I know there is research around this issue, and some algorithms exist, but is there any tool, like a UNIX command line tool or a library I could use to compute such a hash without implementing some algorithm from scratch?
edit: relevant code from findimagedupes, using ImageMagick
try $image->Sample("160x160!");
try $image->Modulate(saturation=>-100);
try $image->Blur(radius=>3,sigma=>99);
try $image->Normalize();
try $image->Equalize();
try $image->Sample("16x16");
try $image->Threshold();
try $image->Set(magick=>'mono');
($blob) = $image->ImageToBlob();
edit: Warning! ImageMagick $image object seems to contain information about the creation time of an image file that was read in. This means that the blob you get will be different even for the same image, if it was retrieved at a different time. To make sure the fingerprint stays the same, use $image->getImageSignature() as the last step.
findimagedupes is pretty good. You can run "findimagedupes -v fingerprint images" to let it print "perceptive hash", for example.
Cross-correlation or phase correlation will tell you if the images are the same, even with noise, degradation, and horizontal or vertical offsets. Using the FFT-based methods will make it much faster than the algorithm described in the question.
The usual algorithm doesn't work for images that are not the same scale or rotation, though. You could pre-rotate or pre-scale them, but that's really processor intensive. Apparently you can also do the correlation in a log-polar space and it will be invariant to rotation, translation, and scale, but I don't know the details well enough to explain that.
MATLAB example: Registering an Image Using Normalized Cross-Correlation
Wikipedia calls this "phase correlation" and also describes making it scale- and rotation-invariant:
The method can be extended to determine rotation and scaling differences between two images by first converting the images to log-polar coordinates. Due to properties of the Fourier transform, the rotation and scaling parameters can be determined in a manner invariant to translation.
Colour histogram is good for the same image that has been resized, resampled etc.
If you want to match different people's photos of the same landmark it's trickier - look at haar classifiers. Opencv is a great free library for image processing.
I don't know the algorithm behind it, but Microsoft Live Image Search just added this capability. Picasa also has the ability to identify faces in images, and groups faces that look similar. Most of the time, it's the same person.
Some machine learning technology like a support vector machine, neural network, naive Bayes classifier or Bayesian network would be best at this type of problem. I've written one each of the first three to classify handwritten digits, which is essentially image pattern recognition.
resize the image to a 1x1 pixle... if they are exact, there is a small probability they are the same picture...

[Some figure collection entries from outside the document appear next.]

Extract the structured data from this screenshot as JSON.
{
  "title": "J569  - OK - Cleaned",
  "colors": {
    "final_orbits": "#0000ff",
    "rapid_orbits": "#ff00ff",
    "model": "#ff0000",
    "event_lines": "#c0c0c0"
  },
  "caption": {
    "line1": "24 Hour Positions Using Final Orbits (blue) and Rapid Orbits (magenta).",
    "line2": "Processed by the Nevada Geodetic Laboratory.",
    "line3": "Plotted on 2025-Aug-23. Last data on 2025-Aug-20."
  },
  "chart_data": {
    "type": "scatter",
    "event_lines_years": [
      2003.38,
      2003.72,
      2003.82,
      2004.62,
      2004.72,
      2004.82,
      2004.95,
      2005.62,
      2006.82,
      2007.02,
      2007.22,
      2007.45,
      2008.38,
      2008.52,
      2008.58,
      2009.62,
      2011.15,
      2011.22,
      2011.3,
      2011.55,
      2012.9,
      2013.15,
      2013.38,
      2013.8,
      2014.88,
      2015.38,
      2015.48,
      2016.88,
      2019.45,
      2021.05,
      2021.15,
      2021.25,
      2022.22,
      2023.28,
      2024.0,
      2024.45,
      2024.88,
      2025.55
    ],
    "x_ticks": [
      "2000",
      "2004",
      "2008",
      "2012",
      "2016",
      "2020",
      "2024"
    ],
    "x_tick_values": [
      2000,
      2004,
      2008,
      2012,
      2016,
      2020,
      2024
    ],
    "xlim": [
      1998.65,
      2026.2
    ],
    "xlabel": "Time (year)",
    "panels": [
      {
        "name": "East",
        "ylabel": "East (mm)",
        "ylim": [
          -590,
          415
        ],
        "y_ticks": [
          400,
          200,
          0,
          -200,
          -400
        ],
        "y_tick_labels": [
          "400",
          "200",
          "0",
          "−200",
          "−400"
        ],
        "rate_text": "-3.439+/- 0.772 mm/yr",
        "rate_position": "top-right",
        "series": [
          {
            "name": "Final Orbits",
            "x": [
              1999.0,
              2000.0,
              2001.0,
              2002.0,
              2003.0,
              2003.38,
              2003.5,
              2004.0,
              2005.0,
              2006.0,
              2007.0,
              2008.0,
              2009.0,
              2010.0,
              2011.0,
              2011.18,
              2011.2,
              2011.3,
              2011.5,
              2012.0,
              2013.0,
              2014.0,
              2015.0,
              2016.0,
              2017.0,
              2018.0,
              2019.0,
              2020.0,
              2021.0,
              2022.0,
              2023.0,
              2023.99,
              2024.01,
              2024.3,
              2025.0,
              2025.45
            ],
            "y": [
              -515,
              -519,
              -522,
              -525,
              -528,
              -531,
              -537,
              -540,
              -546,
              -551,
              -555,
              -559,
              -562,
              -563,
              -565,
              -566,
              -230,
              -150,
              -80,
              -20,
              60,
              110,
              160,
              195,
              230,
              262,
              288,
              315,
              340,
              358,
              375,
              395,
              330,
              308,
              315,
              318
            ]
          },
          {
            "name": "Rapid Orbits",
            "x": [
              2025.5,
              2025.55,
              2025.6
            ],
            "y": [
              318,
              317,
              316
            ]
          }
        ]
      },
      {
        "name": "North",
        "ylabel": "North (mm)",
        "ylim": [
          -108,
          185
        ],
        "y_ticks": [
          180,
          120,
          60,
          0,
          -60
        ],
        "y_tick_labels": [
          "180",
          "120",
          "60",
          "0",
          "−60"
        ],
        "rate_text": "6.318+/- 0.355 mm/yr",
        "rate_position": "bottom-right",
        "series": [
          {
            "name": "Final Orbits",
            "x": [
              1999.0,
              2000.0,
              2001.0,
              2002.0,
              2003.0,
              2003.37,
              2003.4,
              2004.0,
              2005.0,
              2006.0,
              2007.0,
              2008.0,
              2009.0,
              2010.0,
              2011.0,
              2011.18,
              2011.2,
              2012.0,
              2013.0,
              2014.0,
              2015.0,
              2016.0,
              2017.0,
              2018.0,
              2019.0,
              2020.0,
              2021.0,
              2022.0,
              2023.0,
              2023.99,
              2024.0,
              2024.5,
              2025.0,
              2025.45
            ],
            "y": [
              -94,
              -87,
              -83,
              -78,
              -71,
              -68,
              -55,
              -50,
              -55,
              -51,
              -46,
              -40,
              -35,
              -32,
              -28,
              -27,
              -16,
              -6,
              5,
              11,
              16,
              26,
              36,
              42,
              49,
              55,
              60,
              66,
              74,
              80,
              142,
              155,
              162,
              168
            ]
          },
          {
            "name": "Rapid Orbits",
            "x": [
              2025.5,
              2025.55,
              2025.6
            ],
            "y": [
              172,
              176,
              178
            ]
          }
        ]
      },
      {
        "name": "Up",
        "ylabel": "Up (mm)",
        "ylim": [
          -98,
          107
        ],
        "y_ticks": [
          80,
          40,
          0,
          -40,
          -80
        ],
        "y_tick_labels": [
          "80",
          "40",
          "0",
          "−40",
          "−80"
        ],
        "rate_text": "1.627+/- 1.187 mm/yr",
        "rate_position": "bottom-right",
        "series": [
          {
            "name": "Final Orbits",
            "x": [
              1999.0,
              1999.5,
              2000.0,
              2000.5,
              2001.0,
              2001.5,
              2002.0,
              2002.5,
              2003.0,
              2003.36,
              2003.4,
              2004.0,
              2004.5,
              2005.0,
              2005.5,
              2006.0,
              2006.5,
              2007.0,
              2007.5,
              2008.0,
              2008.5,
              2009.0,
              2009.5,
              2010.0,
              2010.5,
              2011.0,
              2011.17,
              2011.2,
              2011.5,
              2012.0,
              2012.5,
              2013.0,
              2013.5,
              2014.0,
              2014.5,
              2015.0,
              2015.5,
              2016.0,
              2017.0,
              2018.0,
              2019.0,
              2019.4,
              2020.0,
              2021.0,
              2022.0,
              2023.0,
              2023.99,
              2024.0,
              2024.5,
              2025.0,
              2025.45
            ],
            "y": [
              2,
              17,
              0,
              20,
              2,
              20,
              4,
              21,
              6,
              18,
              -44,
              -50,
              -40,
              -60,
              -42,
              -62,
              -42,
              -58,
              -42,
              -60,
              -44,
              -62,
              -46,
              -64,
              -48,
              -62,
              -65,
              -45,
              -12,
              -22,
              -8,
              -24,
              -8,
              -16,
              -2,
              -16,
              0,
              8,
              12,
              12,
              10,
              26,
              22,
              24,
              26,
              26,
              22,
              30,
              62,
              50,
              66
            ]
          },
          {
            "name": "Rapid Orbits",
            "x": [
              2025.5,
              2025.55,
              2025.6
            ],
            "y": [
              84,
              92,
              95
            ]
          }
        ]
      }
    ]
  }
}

now resize it to a 2x2 pixle image, if all 4 pixles are exact, there is a larger probability they are exact...
then 3x3, if all 9 pixles are exact... good chance etc.

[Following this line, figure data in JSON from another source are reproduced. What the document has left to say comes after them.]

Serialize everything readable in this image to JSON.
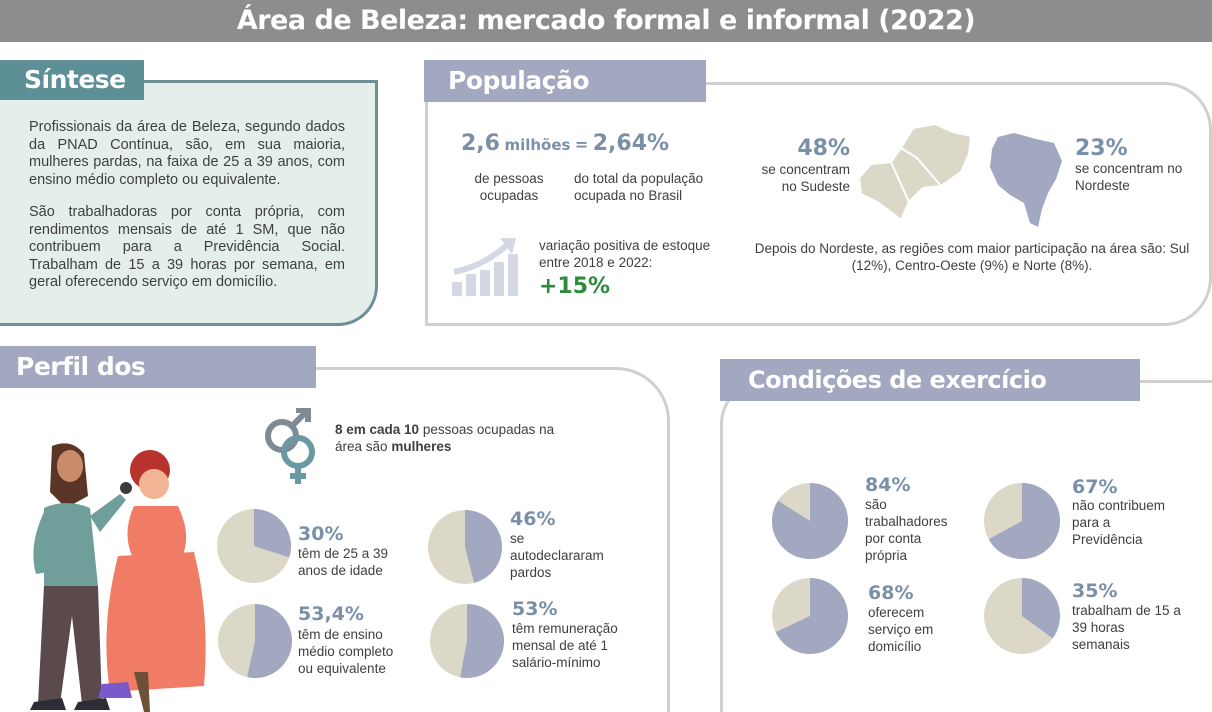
{
  "header": {
    "title": "Área de Beleza: mercado formal e informal (2022)"
  },
  "sintese": {
    "title": "Síntese",
    "p1": "Profissionais da área de Beleza, segundo dados da PNAD Contínua, são, em sua maioria, mulheres pardas, na faixa de 25 a 39 anos, com ensino médio completo ou equivalente.",
    "p2": "São trabalhadoras por conta própria, com rendimentos mensais de até 1 SM, que não contribuem para a Previdência Social. Trabalham de 15 a 39 horas por semana, em geral oferecendo serviço em domicílio."
  },
  "populacao": {
    "title": "População ocupada",
    "total_value": "2,6",
    "total_unit": "milhões",
    "equals": "=",
    "share_value": "2,64%",
    "total_caption": "de pessoas ocupadas",
    "share_caption": "do total da população ocupada no Brasil",
    "variation_caption": "variação positiva de estoque entre 2018 e 2022:",
    "variation_value": "+15%",
    "sudeste_pct": "48%",
    "sudeste_caption": "se concentram no Sudeste",
    "nordeste_pct": "23%",
    "nordeste_caption": "se concentram no Nordeste",
    "regions_note": "Depois do Nordeste, as regiões com maior participação na área são: Sul (12%), Centro-Oeste (9%) e Norte (8%)."
  },
  "perfil": {
    "title": "Perfil dos trabalhadores",
    "gender_bold1": "8 em cada 10",
    "gender_text1": "pessoas ocupadas na área são",
    "gender_bold2": "mulheres",
    "stats": [
      {
        "value": "30%",
        "fraction": 0.3,
        "caption": "têm de 25 a 39 anos de idade"
      },
      {
        "value": "46%",
        "fraction": 0.46,
        "caption": "se autodeclararam pardos"
      },
      {
        "value": "53,4%",
        "fraction": 0.534,
        "caption": "têm de ensino médio completo ou equivalente"
      },
      {
        "value": "53%",
        "fraction": 0.53,
        "caption": "têm remuneração mensal de até 1 salário-mínimo"
      }
    ]
  },
  "condicoes": {
    "title": "Condições de exercício profissional",
    "stats": [
      {
        "value": "84%",
        "fraction": 0.84,
        "caption": "são trabalhadores por conta própria"
      },
      {
        "value": "67%",
        "fraction": 0.67,
        "caption": "não contribuem para a Previdência"
      },
      {
        "value": "68%",
        "fraction": 0.68,
        "caption": "oferecem serviço em domicílio"
      },
      {
        "value": "35%",
        "fraction": 0.35,
        "caption": "trabalham de 15 a 39 horas semanais"
      }
    ]
  },
  "colors": {
    "slate": "#a2a8c0",
    "beige": "#dcd8c8",
    "teal": "#5d8f97",
    "mint": "#e4efea",
    "gray": "#8b8d8f",
    "green": "#2e8b3e"
  }
}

then 4x4, if all 16 pixles are exact,... better chance.
etc...
doing it this way, you can make efficiency improvments... if the 1x1 pixel grid is off by a lot, why bother checking 2x2 grid? etc.
If you have lots of images, a color histogram could be used to get rough closeness of images before doing a full image comparison of each image against each other one (i.e. O(n^2)).
There is DPEG, "The" Duplicate Media Manager, but its code is not open. It's a very old tool - I remember using it in 2003.
You could use diff to see if they are REALLY different.. I guess it will remove lots of useless comparison. Then, for the algorithm, I would use a probabilistic approach.. what are the chances that they look the same.. I'd based that on the amount of rgb in each pixel. You could also find some other metrics such as luminosity and stuff like that.